Bayikewuzi Danabieke

Personal information
- Nationality: Chinese
- Born: 7 April 1997 (age 29) Emin County, Xinjiang, China
- Height: 199 cm (6 ft 6 in)
- Weight: Super heavyweight

Boxing career
- Stance: Orthodox

Medal record
Men's Amateur Boxing
Representing China
World Championships
| Bronze medal – third place | 2025 Liverpool | +90 kg |
Asian Games
| Bronze medal – third place | 2022 Hangzhou | Super heavyweight |

= Bayikewuzi Danabieke =

Chinese boxer (born 1997)

Bayikewuzi Danabieke (Байқоныс Данабек, 巴依克吾孜·达那别克 (Bāyīkèwúzī·dánàbiékè); born 7 April 1997) is a Chinese boxer. He won a bronze medal in the +92 kg event of the 2022 Asian Games.

== Background ==
Bayikewuzi was born in 1997 in Emin County, Xinjiang, China.
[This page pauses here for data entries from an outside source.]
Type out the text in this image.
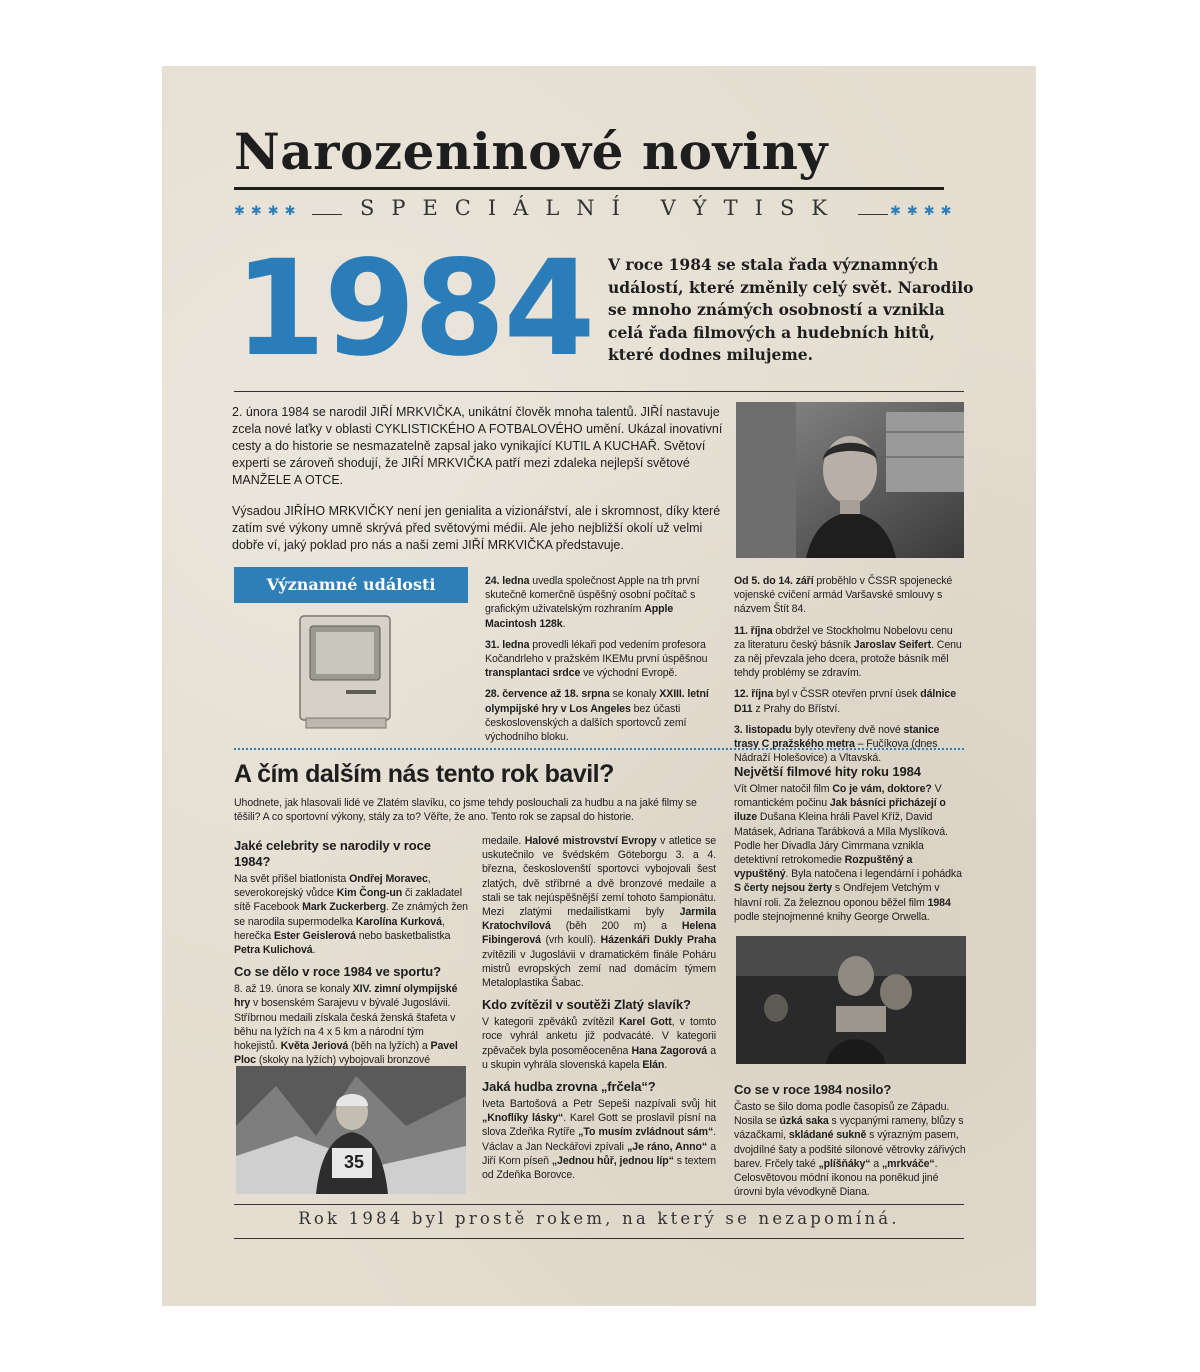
Narozeninové noviny
✱✱✱✱	✱✱✱✱
SPECIÁLNÍ VÝTISK
1984 V roce 1984 se stala řada významných událostí, které změnily celý svět. Narodilo se mnoho známých osobností a vznikla celá řada filmových a hudebních hitů, které dodnes milujeme.

2. února 1984 se narodil JIŘÍ MRKVIČKA, unikátní člověk mnoha talentů. JIŘÍ nastavuje zcela nové laťky v oblasti CYKLISTICKÉHO A FOTBALOVÉHO umění. Ukázal inovativní cesty a do historie se nesmazatelně zapsal jako vynikající KUTIL A KUCHAŘ. Světoví experti se zároveň shodují, že JIŘÍ MRKVIČKA patří mezi zdaleka nejlepší světové MANŽELE A OTCE.

Výsadou JIŘÍHO MRKVIČKY není jen genialita a vizionářství, ale i skromnost, díky které zatím své výkony umně skrývá před světovými médii. Ale jeho nejbližší okolí už velmi dobře ví, jaký poklad pro nás a naši zemi JIŘÍ MRKVIČKA představuje.

Významné události	24. ledna uvedla společnost Apple na trh první skutečně komerčně úspěšný osobní počítač s grafickým uživatelským rozhraním Apple Macintosh 128k.

31. ledna provedli lékaři pod vedením profesora Kočandrleho v pražském IKEMu první úspěšnou transplantaci srdce ve východní Evropě.

28. července až 18. srpna se konaly XXIII. letní olympijské hry v Los Angeles bez účasti československých a dalších sportovců zemí východního bloku.

Od 5. do 14. září proběhlo v ČSSR spojenecké vojenské cvičení armád Varšavské smlouvy s názvem Štít 84.

11. října obdržel ve Stockholmu Nobelovu cenu za literaturu český básník Jaroslav Seifert. Cenu za něj převzala jeho dcera, protože básník měl tehdy problémy se zdravím.

12. října byl v ČSSR otevřen první úsek dálnice D11 z Prahy do Bříství.

3. listopadu byly otevřeny dvě nové stanice trasy C pražského metra – Fučíkova (dnes Nádraží Holešovice) a Vltavská.

A čím dalším nás tento rok bavil?
Uhodnete, jak hlasovali lidé ve Zlatém slavíku, co jsme tehdy poslouchali za hudbu a na jaké filmy se těšili? A co sportovní výkony, stály za to? Věřte, že ano. Tento rok se zapsal do historie.
Jaké celebrity se narodily v roce 1984?

Na svět přišel biatlonista Ondřej Moravec, severokorejský vůdce Kim Čong-un či zakladatel sítě Facebook Mark Zuckerberg. Ze známých žen se narodila supermodelka Karolína Kurková, herečka Ester Geislerová nebo basketbalistka Petra Kulichová.

Co se dělo v roce 1984 ve sportu?

8. až 19. února se konaly XIV. zimní olympijské hry v bosenském Sarajevu v bývalé Jugoslávii. Stříbrnou medaili získala česká ženská štafeta v běhu na lyžích na 4 x 5 km a národní tým hokejistů. Květa Jeriová (běh na lyžích) a Pavel Ploc (skoky na lyžích) vybojovali bronzové

35

medaile. Halové mistrovství Evropy v atletice se uskutečnilo ve švédském Göteborgu 3. a 4. března, českoslovenští sportovci vybojovali šest zlatých, dvě stříbrné a dvě bronzové medaile a stali se tak nejúspěšnější zemí tohoto šampionátu. Mezi zlatými medailistkami byly Jarmila Kratochvílová (běh 200 m) a Helena Fibingerová (vrh koulí). Házenkáři Dukly Praha zvítězili v Jugoslávii v dramatickém finále Poháru mistrů evropských zemí nad domácím týmem Metaloplastika Šabac.

Kdo zvítězil v soutěži Zlatý slavík?

V kategorii zpěváků zvítězil Karel Gott, v tomto roce vyhrál anketu již podvacáté. V kategorii zpěvaček byla posoměoceněna Hana Zagorová a u skupin vyhrála slovenská kapela Elán.

Jaká hudba zrovna „frčela“?

Iveta Bartošová a Petr Sepeši nazpívali svůj hit „Knoflíky lásky“. Karel Gott se proslavil písní na slova Zdeňka Rytíře „To musím zvládnout sám“. Václav a Jan Neckářovi zpívali „Je ráno, Anno“ a Jiří Korn píseň „Jednou hůř, jednou líp“ s textem od Zdeňka Borovce.

Největší filmové hity roku 1984

Vít Olmer natočil film Co je vám, doktore? V romantickém počinu Jak básníci přicházejí o iluze Dušana Kleina hráli Pavel Kříž, David Matásek, Adriana Tarábková a Míla Myslíková. Podle her Divadla Járy Cimrmana vznikla detektivní retrokomedie Rozpuštěný a vypuštěný. Byla natočena i legendární i pohádka S čerty nejsou žerty s Ondřejem Vetchým v hlavní roli. Za železnou oponou běžel film 1984 podle stejnojmenné knihy George Orwella.

Co se v roce 1984 nosilo?

Často se šilo doma podle časopisů ze Západu. Nosila se úzká saka s vycpanými rameny, blůzy s vázačkami, skládané sukně s výrazným pasem, dvojdílné šaty a podšité silonové větrovky zářivých barev. Frčely také „plíšňáky“ a „mrkváče“. Celosvětovou módní ikonou na poněkud jiné úrovni byla vévodkyně Diana.

Rok 1984 byl prostě rokem, na který se nezapomíná.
He is of Kazakh ethnicity.

== Career ==
In May 2023, Bayikewuzi participated in the Super heavyweight event of the 2023 IBA Men's World Boxing Championships. He defeated Luka Pratljačić, Davit Chaloyan and Yousry Hafez before losing to Fernando Arzola in the quarterfinals to come fifth place overall.

In October 2023, Bayikewuzi won a bronze medal in the +92 kg event of the 2022 Asian Games.